Managed care values quality over quantity
This is a sponsored article written by MAHP Executive Director Dominick Pallone for Crain’s Detroit Business. Read the rest here.
As many of us anxiously await a resolution to the Major League Baseball lockout, I am confident there will be an overabundance of prospective players trying out for the Detroit Tigers at spring training this year. Unfortunately, the quantity of prospective players wanting to play for the Tigers has never been the problem. The challenge has always been identifying and assembling quality players to make for a winning team.
For decades, under both government and commercial sponsored health care, providers like hospitals and physicians were paid for simply showing up at tryouts. Under the old “fee-for-service” (FFS) payment model in health care, anyone that could swing a bat got paid, even if they struck out.

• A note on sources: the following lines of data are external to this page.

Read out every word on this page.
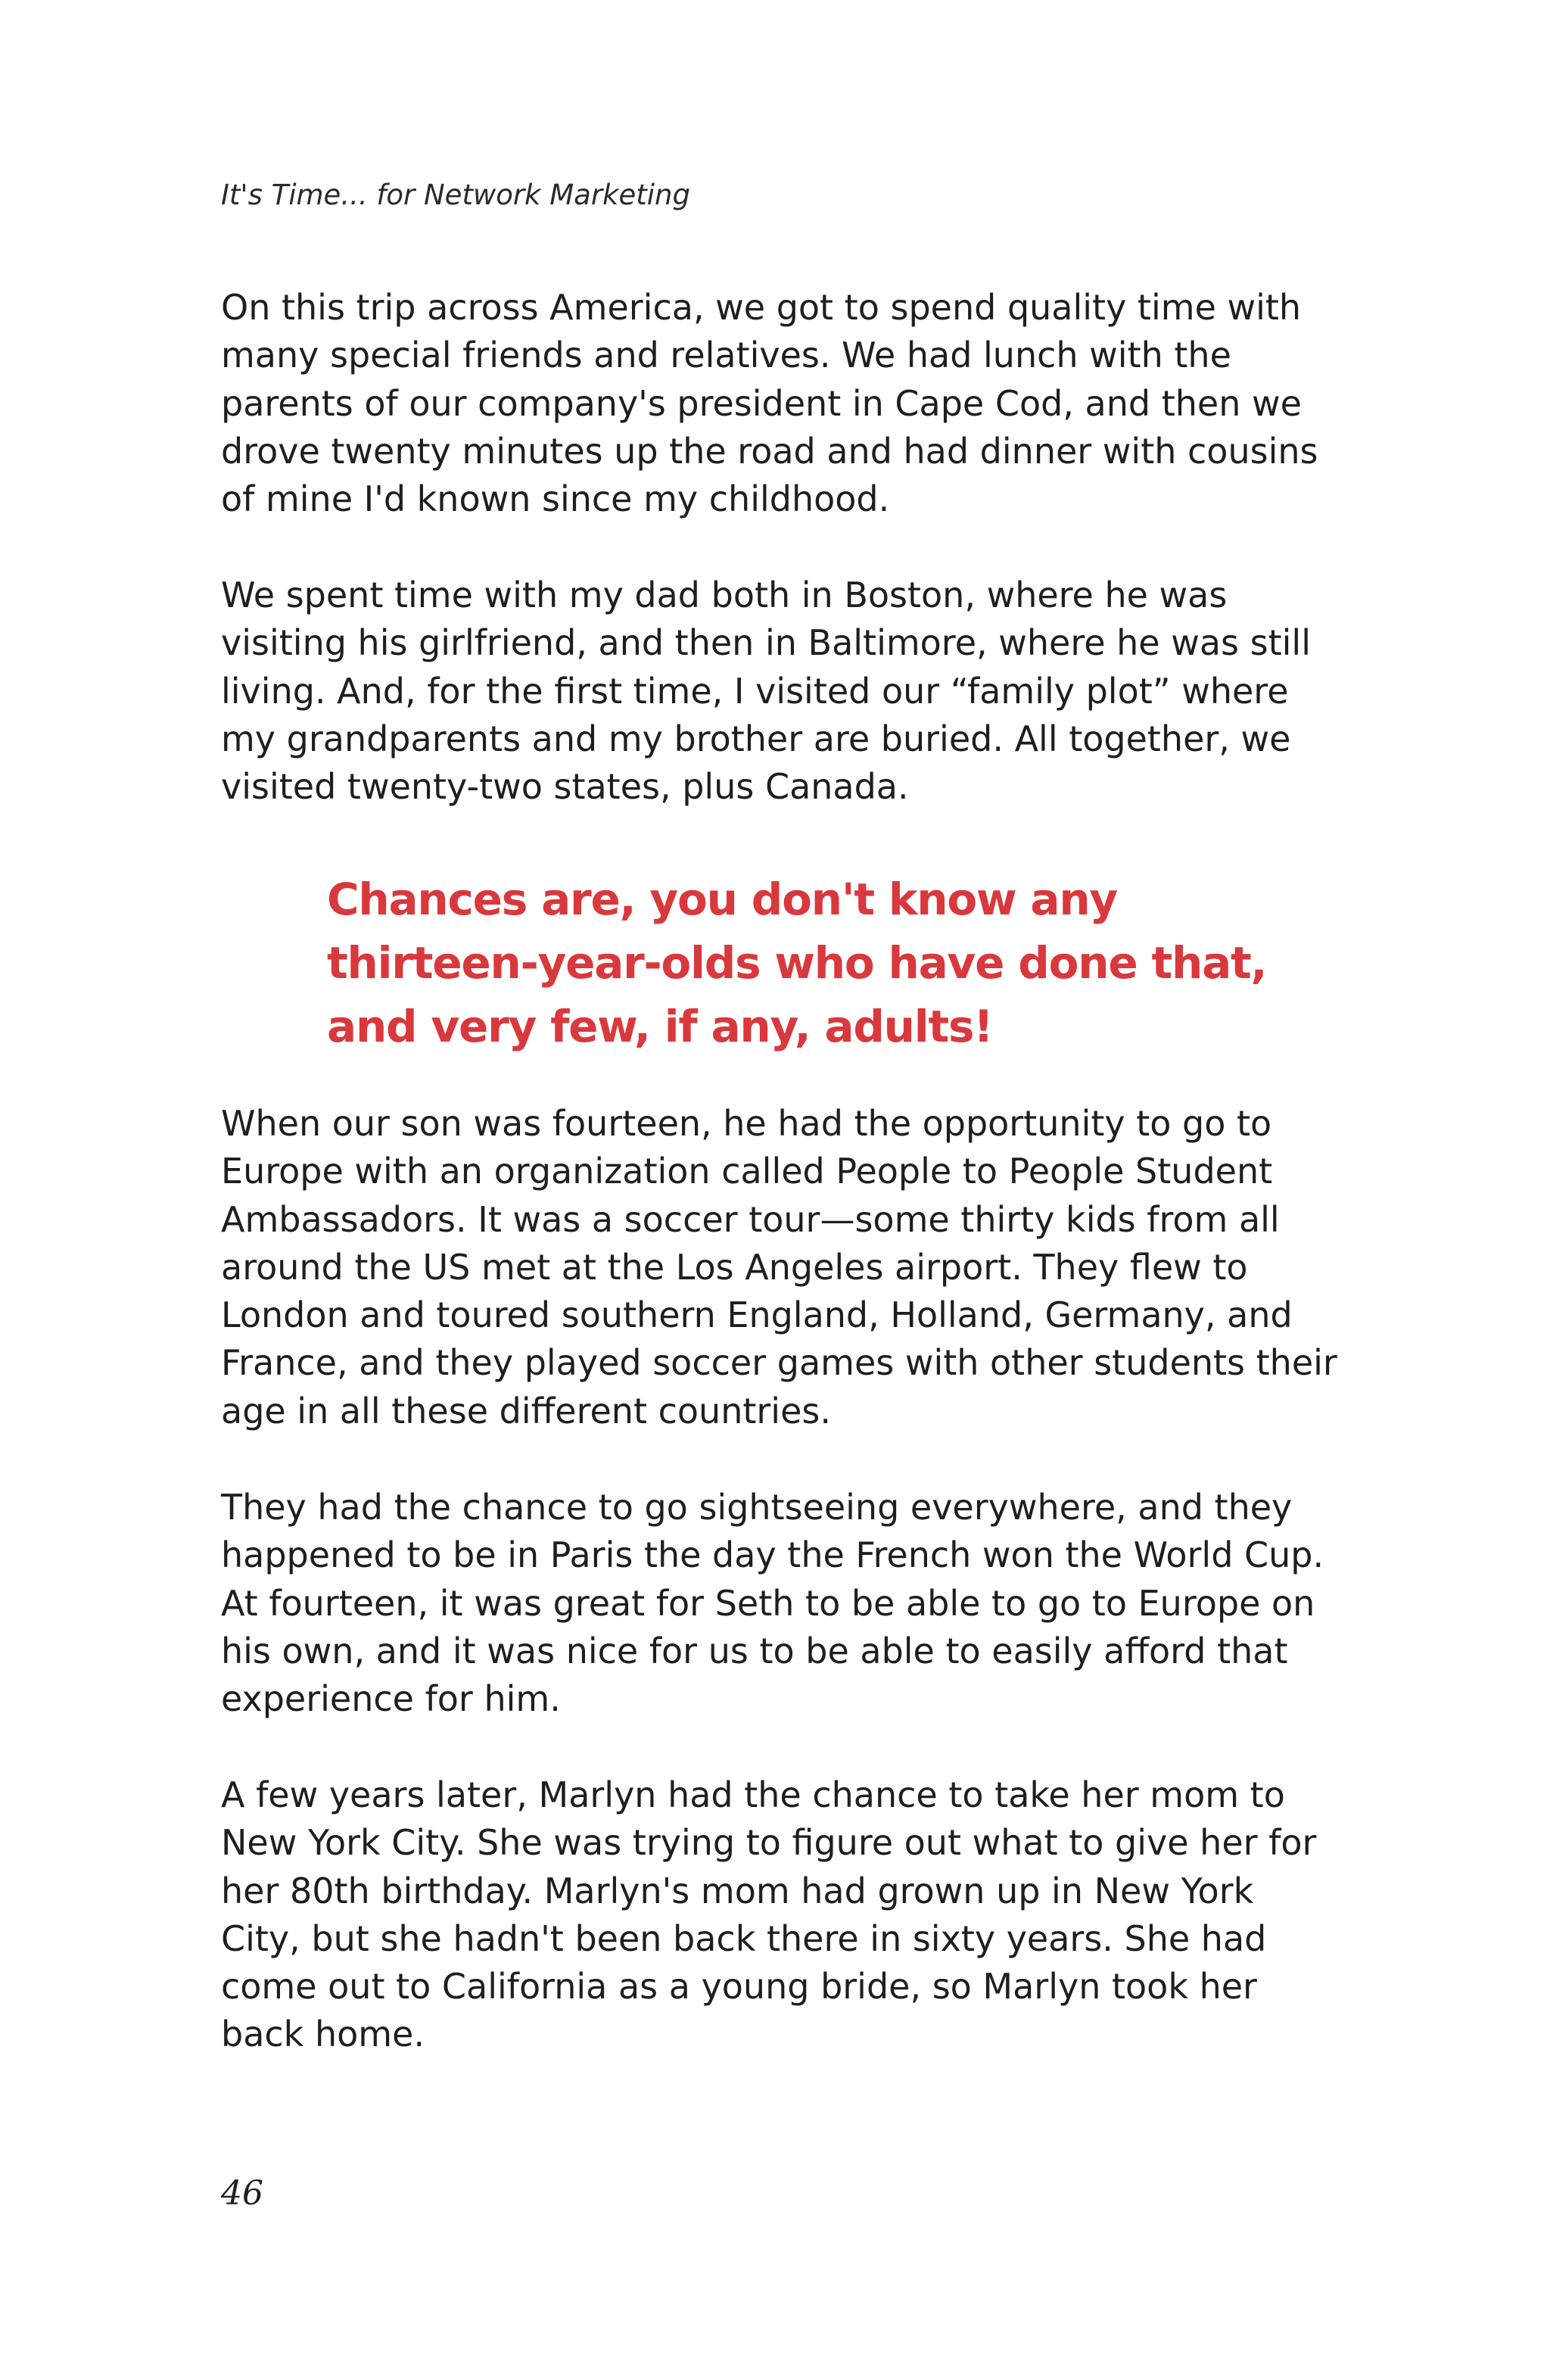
It's Time... for Network Marketing
On this trip across America, we got to spend quality time with
many special friends and relatives. We had lunch with the
parents of our company's president in Cape Cod, and then we
drove twenty minutes up the road and had dinner with cousins
of mine I'd known since my childhood.
We spent time with my dad both in Boston, where he was
visiting his girlfriend, and then in Baltimore, where he was still
living. And, for the first time, I visited our “family plot” where
my grandparents and my brother are buried. All together, we
visited twenty-two states, plus Canada.
Chances are, you don't know any
thirteen-year-olds who have done that,
and very few, if any, adults!
When our son was fourteen, he had the opportunity to go to
Europe with an organization called People to People Student
Ambassadors. It was a soccer tour—some thirty kids from all
around the US met at the Los Angeles airport. They flew to
London and toured southern England, Holland, Germany, and
France, and they played soccer games with other students their
age in all these different countries.
They had the chance to go sightseeing everywhere, and they
happened to be in Paris the day the French won the World Cup.
At fourteen, it was great for Seth to be able to go to Europe on
his own, and it was nice for us to be able to easily afford that
experience for him.
A few years later, Marlyn had the chance to take her mom to
New York City. She was trying to figure out what to give her for
her 80th birthday. Marlyn's mom had grown up in New York
City, but she hadn't been back there in sixty years. She had
come out to California as a young bride, so Marlyn took her
back home.
46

To address the spiraling costs of health care and lack of quality patient outcomes associated with overutilization of services under the FFS model, managed care health plans stepped up to the plate with a concept that values quality over quantity. Like assembling a good team, managed care health plans first began assessing the quality of providers, reviewing their patient outcomes and specialties, then setting up networks and implementing value-based payment structures for services.
While FFS is still a prevalent method of paying providers, studies have concluded that this model encourages overutilization, and it lacks measurable outcomes and fails to incentivize providers for patient preventative care and wellness. Managed care plans have begun implementing alternative payment models that valued 360-degree patient care and rewarded prevention and wellness efforts.